Efficiently transferring large ZFS datasets

From what I’ve seen online, there are a lot of metrics that professional computer nerds use to judge their homelab setups. Some strive for a very satisfying low hum, some try to maximize the number of blinking lights, etc. For me, I’ve always tried to strive for efficiency over raw horsepower or size. Running a processor with a TDP above thirty-five watts feels like an unnecessary extravagance.

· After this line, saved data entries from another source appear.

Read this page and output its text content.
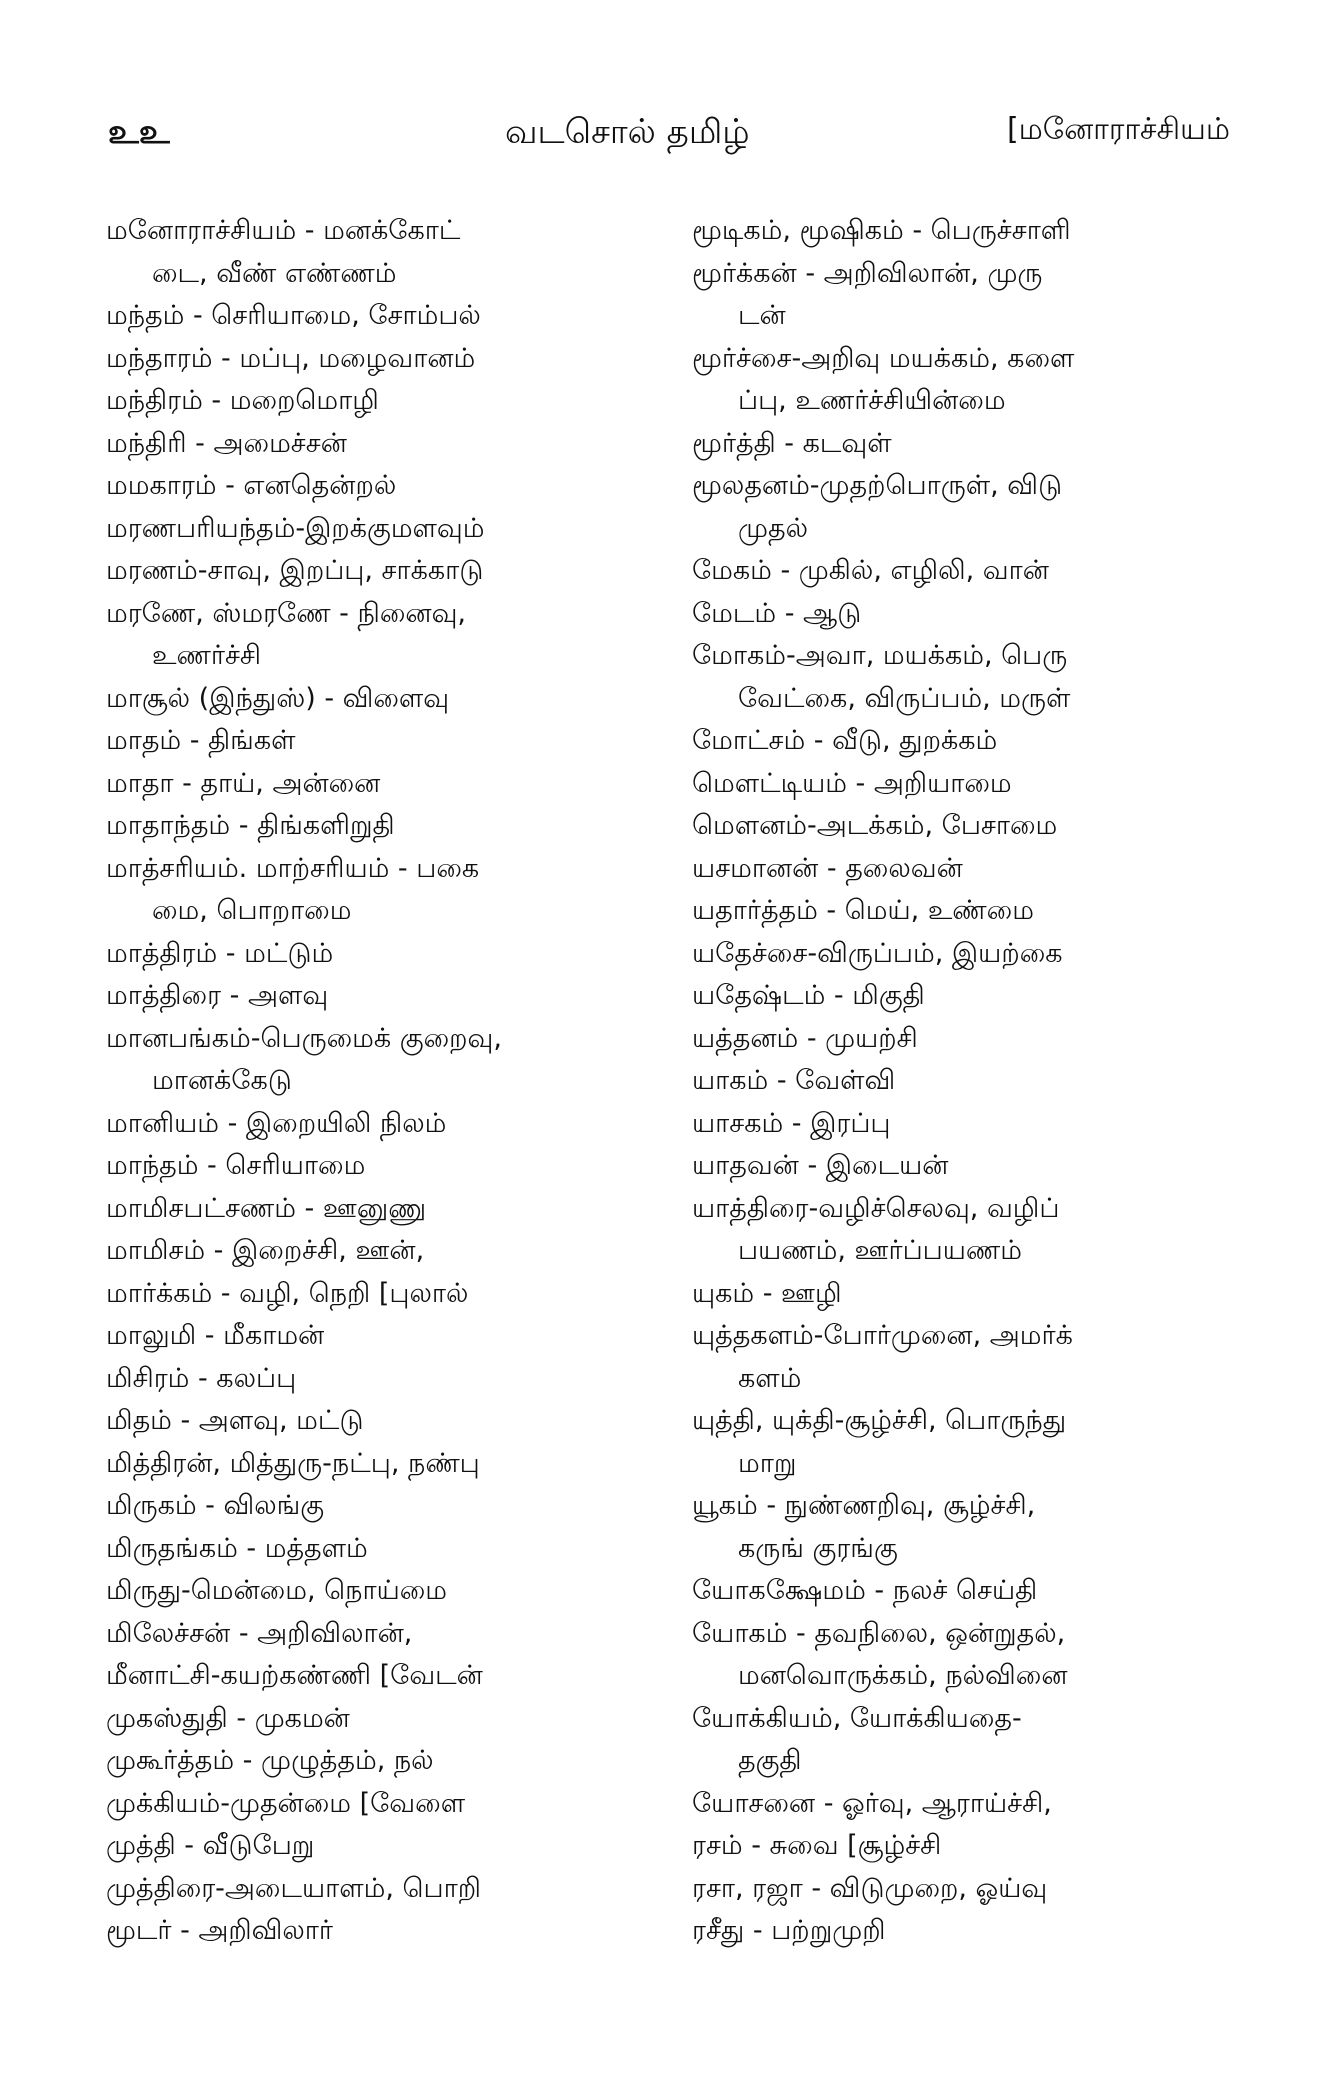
உஉ	வடசொல் தமிழ்	[மனோராச்சியம்
மனோராச்சியம் - மனக்கோட்
டை, வீண் எண்ணம்
மந்தம் - செரியாமை, சோம்பல்
மந்தாரம் - மப்பு, மழைவானம்
மந்திரம் - மறைமொழி
மந்திரி - அமைச்சன்
மமகாரம் - எனதென்றல்
மரணபரியந்தம்-இறக்குமளவும்
மரணம்-சாவு, இறப்பு, சாக்காடு
மரணே, ஸ்மரணே - நினைவு,
உணர்ச்சி
மாசூல் (இந்துஸ்) - விளைவு
மாதம் - திங்கள்
மாதா - தாய், அன்னை
மாதாந்தம் - திங்களிறுதி
மாத்சரியம். மாற்சரியம் - பகை
மை, பொறாமை
மாத்திரம் - மட்டும்
மாத்திரை - அளவு
மானபங்கம்-பெருமைக் குறைவு,
மானக்கேடு
மானியம் - இறையிலி நிலம்
மாந்தம் - செரியாமை
மாமிசபட்சணம் - ஊனுணு
மாமிசம் - இறைச்சி, ஊன்,
மார்க்கம் - வழி, நெறி [புலால்
மாலுமி - மீகாமன்
மிசிரம் - கலப்பு
மிதம் - அளவு, மட்டு
மித்திரன், மித்துரு-நட்பு, நண்பு
மிருகம் - விலங்கு
மிருதங்கம் - மத்தளம்
மிருது-மென்மை, நொய்மை
மிலேச்சன் - அறிவிலான்,
மீனாட்சி-கயற்கண்ணி [வேடன்
முகஸ்துதி - முகமன்
முகூர்த்தம் - முழுத்தம், நல்
முக்கியம்-முதன்மை [வேளை
முத்தி - வீடுபேறு
முத்திரை-அடையாளம், பொறி
மூடர் - அறிவிலார்
மூடிகம், மூஷிகம் - பெருச்சாளி
மூர்க்கன் - அறிவிலான், முரு
டன்
மூர்ச்சை-அறிவு மயக்கம், களை
ப்பு, உணர்ச்சியின்மை
மூர்த்தி - கடவுள்
மூலதனம்-முதற்பொருள், விடு
முதல்
மேகம் - முகில், எழிலி, வான்
மேடம் - ஆடு
மோகம்-அவா, மயக்கம், பெரு
வேட்கை, விருப்பம், மருள்
மோட்சம் - வீடு, துறக்கம்
மௌட்டியம் - அறியாமை
மௌனம்-அடக்கம், பேசாமை
யசமானன் - தலைவன்
யதார்த்தம் - மெய், உண்மை
யதேச்சை-விருப்பம், இயற்கை
யதேஷ்டம் - மிகுதி
யத்தனம் - முயற்சி
யாகம் - வேள்வி
யாசகம் - இரப்பு
யாதவன் - இடையன்
யாத்திரை-வழிச்செலவு, வழிப்
பயணம், ஊர்ப்பயணம்
யுகம் - ஊழி
யுத்தகளம்-போர்முனை, அமர்க்
களம்
யுத்தி, யுக்தி-சூழ்ச்சி, பொருந்து
மாறு
யூகம் - நுண்ணறிவு, சூழ்ச்சி,
கருங் குரங்கு
யோகக்ஷேமம் - நலச் செய்தி
யோகம் - தவநிலை, ஒன்றுதல்,
மனவொருக்கம், நல்வினை
யோக்கியம், யோக்கியதை-
தகுதி
யோசனை - ஓர்வு, ஆராய்ச்சி,
ரசம் - சுவை [சூழ்ச்சி
ரசா, ரஜா - விடுமுறை, ஓய்வு
ரசீது - பற்றுமுறி
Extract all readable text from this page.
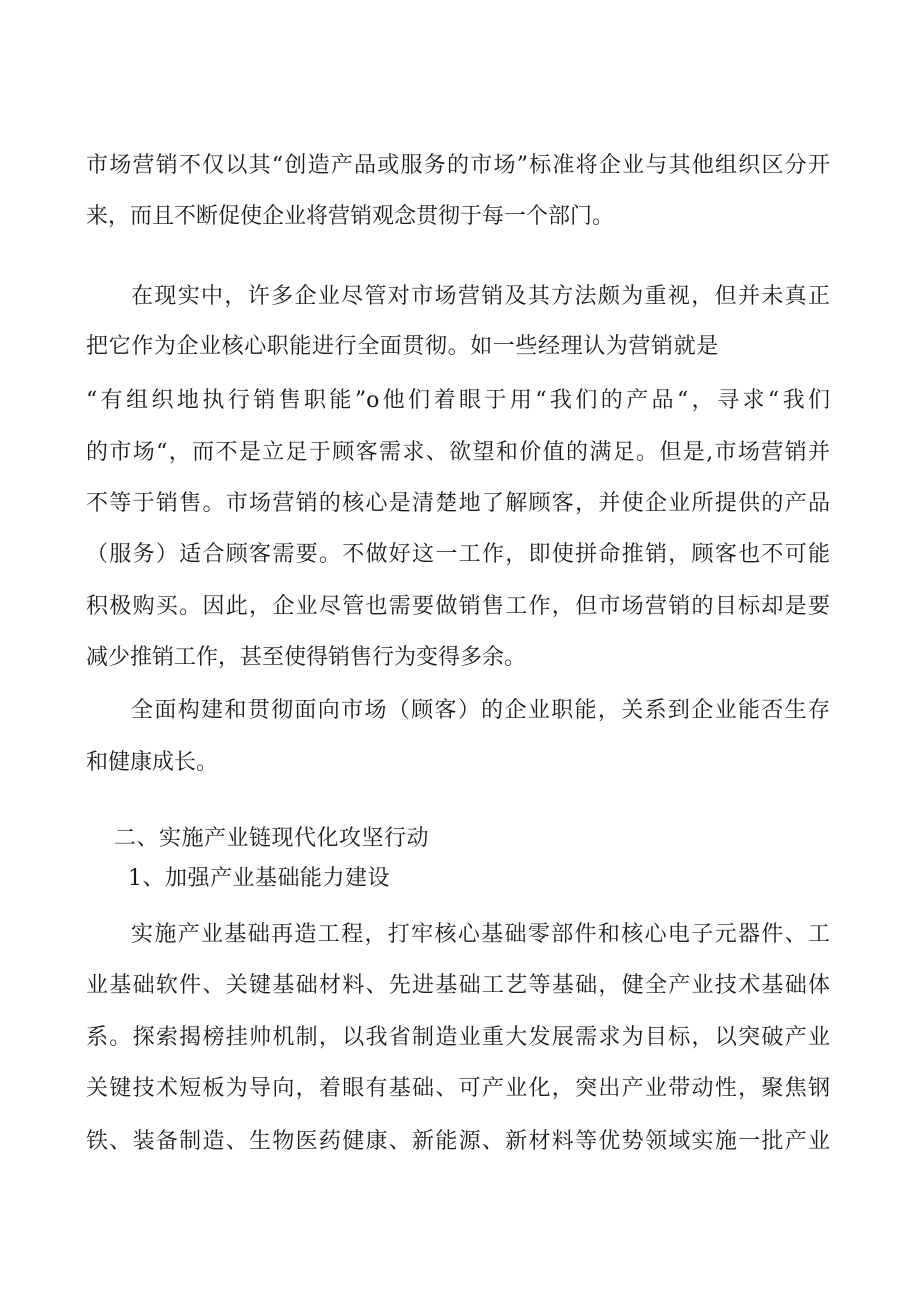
市场营销不仅以其“创造产品或服务的市场”标准将企业与其他组织区分开
来，而且不断促使企业将营销观念贯彻于每一个部门。
在现实中，许多企业尽管对市场营销及其方法颇为重视，但并未真正
把它作为企业核心职能进行全面贯彻。如一些经理认为营销就是
“有组织地执行销售职能”o他们着眼于用“我们的产品“，寻求“我们
的市场“，而不是立足于顾客需求、欲望和价值的满足。但是,市场营销并
不等于销售。市场营销的核心是清楚地了解顾客，并使企业所提供的产品
（服务）适合顾客需要。不做好这一工作，即使拼命推销，顾客也不可能
积极购买。因此，企业尽管也需要做销售工作，但市场营销的目标却是要
减少推销工作，甚至使得销售行为变得多余。
全面构建和贯彻面向市场（顾客）的企业职能，关系到企业能否生存
和健康成长。
二、实施产业链现代化攻坚行动
1、加强产业基础能力建设
实施产业基础再造工程，打牢核心基础零部件和核心电子元器件、工
业基础软件、关键基础材料、先进基础工艺等基础，健全产业技术基础体
系。探索揭榜挂帅机制，以我省制造业重大发展需求为目标，以突破产业
关键技术短板为导向，着眼有基础、可产业化，突出产业带动性，聚焦钢
铁、装备制造、生物医药健康、新能源、新材料等优势领域实施一批产业
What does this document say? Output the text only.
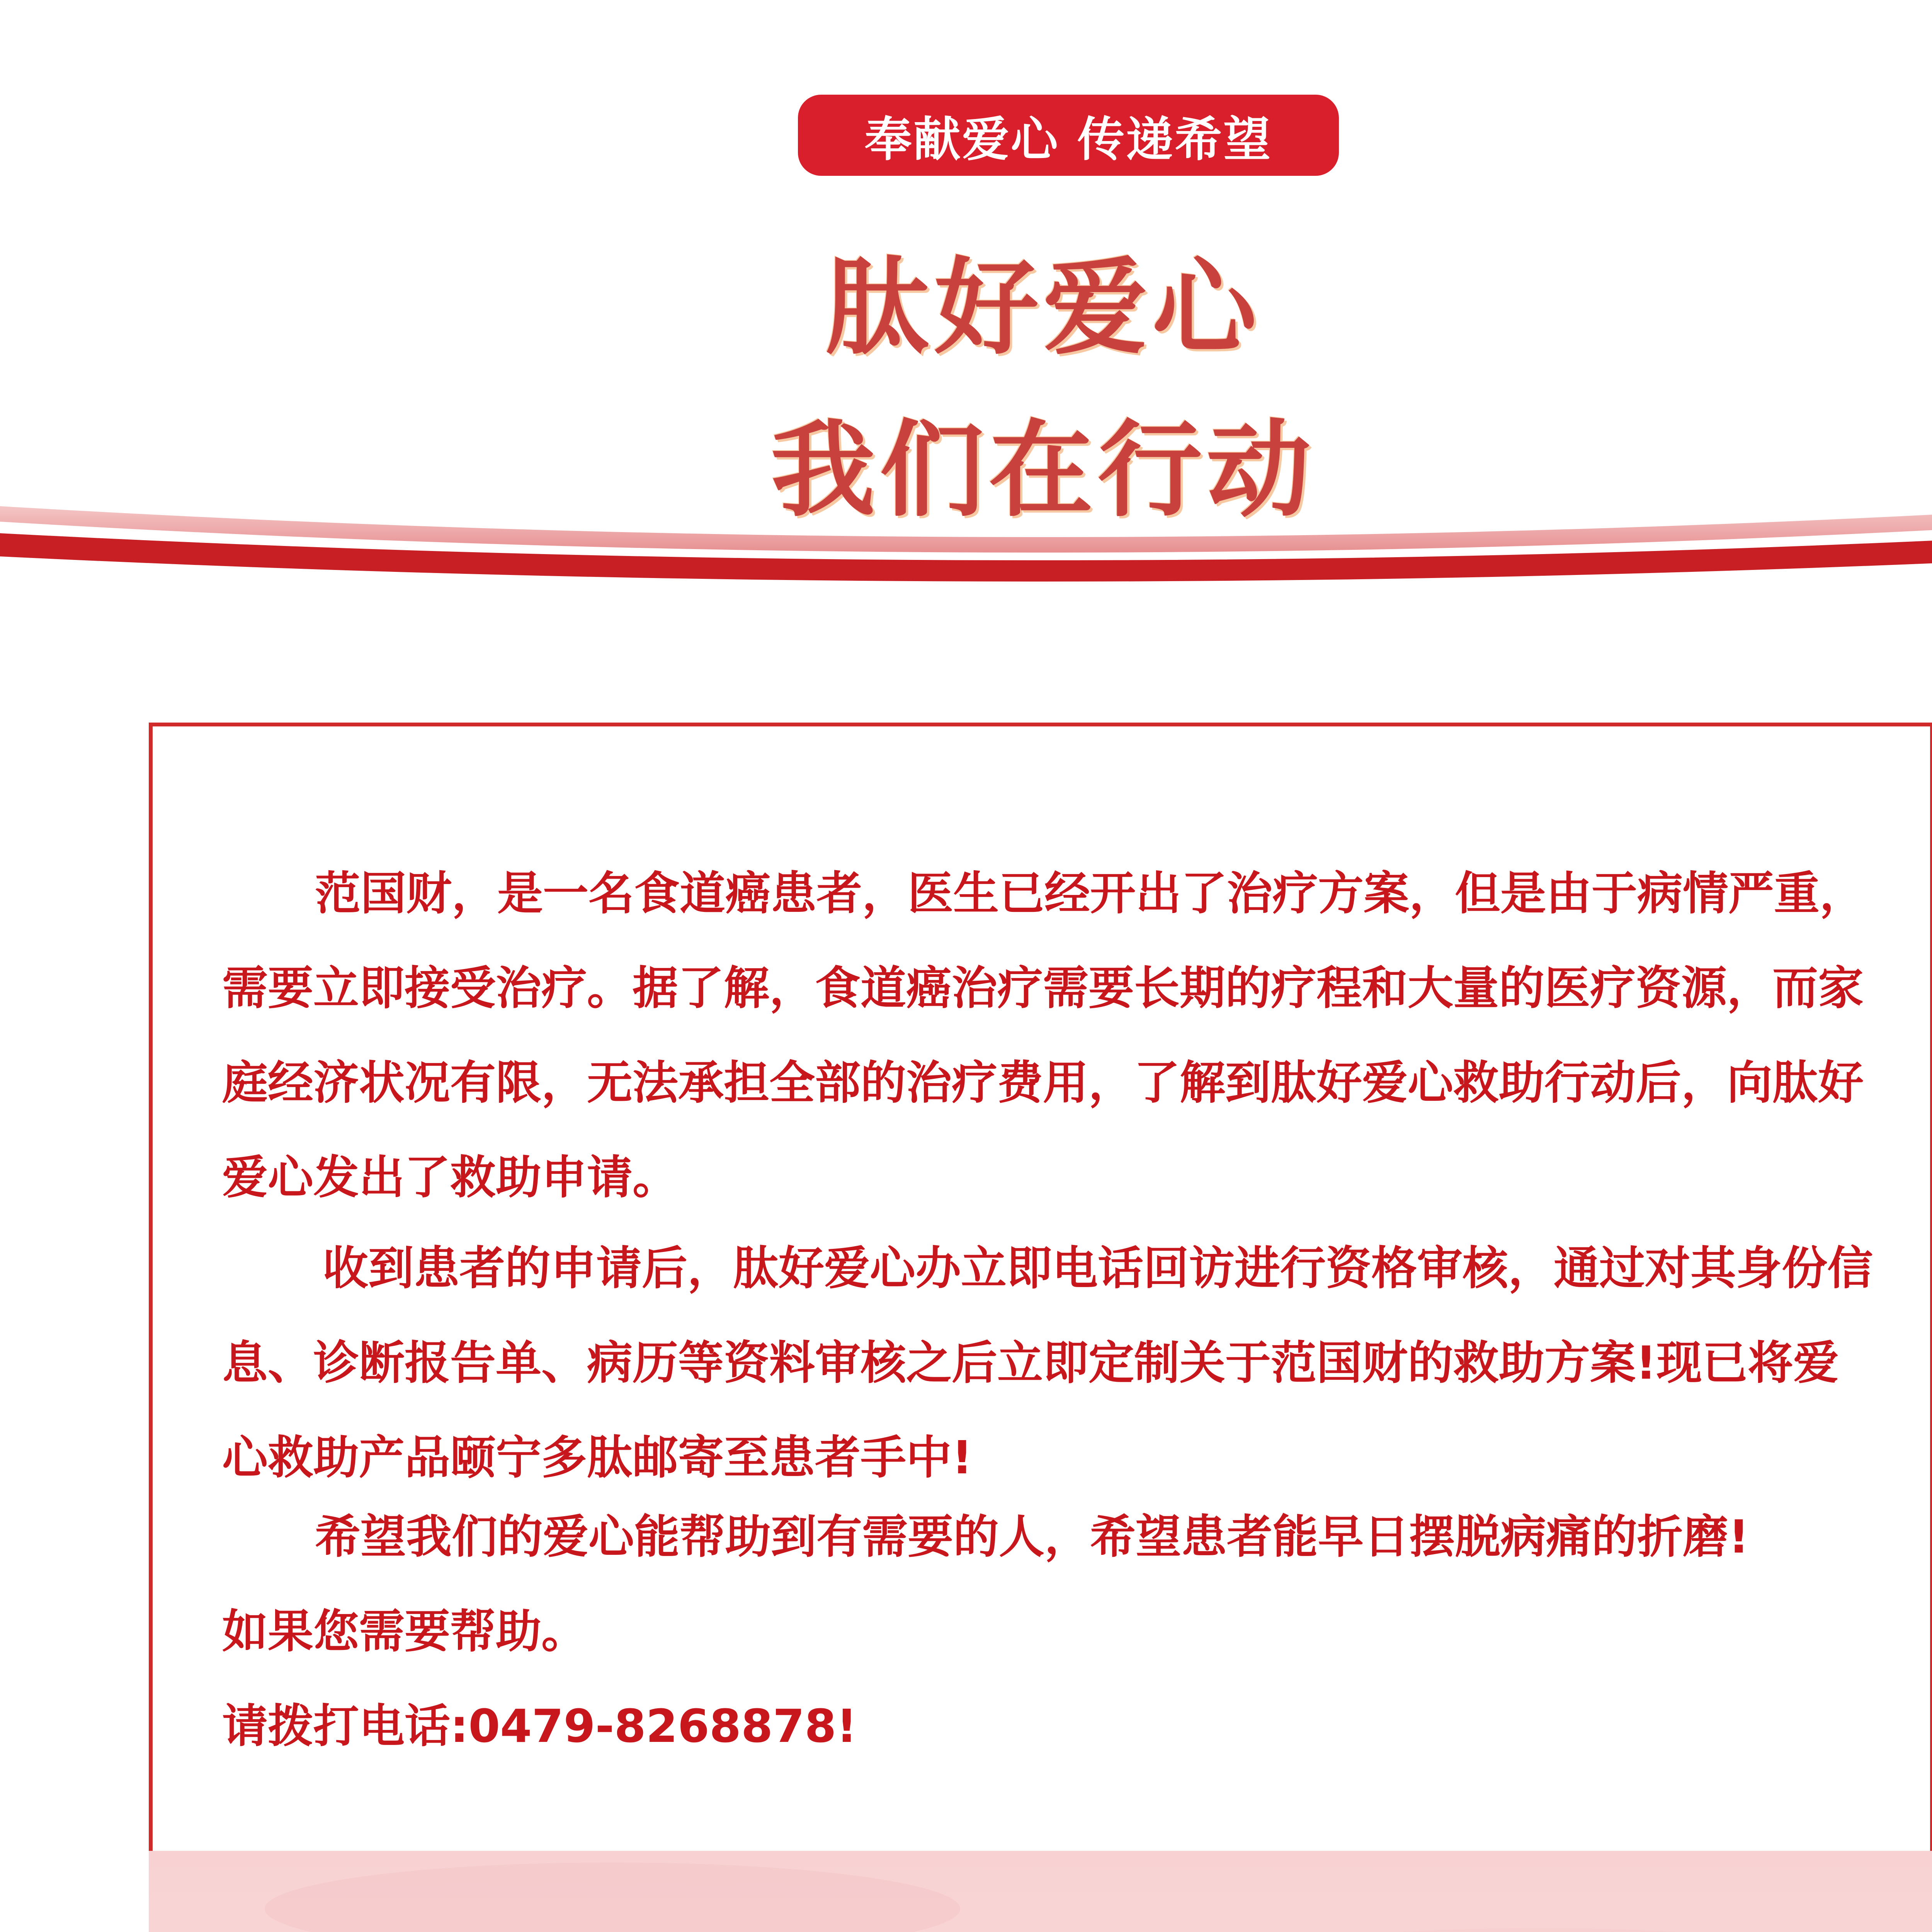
奉献爱心 传递希望
肽好爱心
我们在行动
范国财，是一名食道癌患者，医生已经开出了治疗方案，但是由于病情严重，需要立即接受治疗。据了解，食道癌治疗需要长期的疗程和大量的医疗资源，而家庭经济状况有限，无法承担全部的治疗费用，了解到肽好爱心救助行动后，向肽好爱心发出了救助申请。
收到患者的申请后，肽好爱心办立即电话回访进行资格审核，通过对其身份信息、诊断报告单、病历等资料审核之后立即定制关于范国财的救助方案!现已将爱心救助产品颐宁多肽邮寄至患者手中!
希望我们的爱心能帮助到有需要的人，希望患者能早日摆脱病痛的折磨!
如果您需要帮助。
请拨打电话:0479-8268878!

And since I tend to run relatively anemic processors, trying to transfer large ZFS datasets around (during upgrades and the like), I quickly find the transfer throughput bogged down by single-threaded CPU performance, nearly always the SSH thread. In the research I’ve done trying to shift the bottleneck to disk or network throughput, using zfs send/recv via an mbuffer TCP pipe gets the closest. Here’s a quick tutorial on how:

Important note regarding security: mbuffer DOES NOT encrypt data in transit, so this method should only be used when transferring data between two nodes on the same local network. If you need to transfer over the internet, you should switch to using SSH for transport, or consider using a VPN.
  1. Take a recursive snapshot of the dataset on the dataset to be replicated:
    zfs snapshot -R dataset@backup-snapshot
    
  2. Start the mbuffer | zfs recv process on the receiving system:
    mbuffer -s 128k -m 1G -I backup-src:9001 | zfs recv tank/backup
    
  3. Buffer the recursive, raw zfs send via mbuffer from the sending node:
    zfs send -R --raw tank@backup-snapshot | mbuffer -s 128k -m 1G -O backup-dest:9001
    

    Using the --raw parameter ensures that only the on-disk datastream is sent, avoiding unnecessary CPU overhead from having re-compress or re-encrypt the underlying data, avoids needing to calculate new checksums, etc.

  4. Once the receive is finished, I usually scrub the receiving zpool to flush out any bits that may have flipped in transit. They shouldn’t have, since mbuffer uses TCP, but what’s the fun of using a checksummed, erasure-encoded filesystem if you’re not scrubbing your data?
    zpool scrub tank
    

Using this method to backup my data to a relatively underpowered Intel Atom C3758 system over 10gbe, I was able to to achieve an average throughput of ~583MB/sec, not too shabby.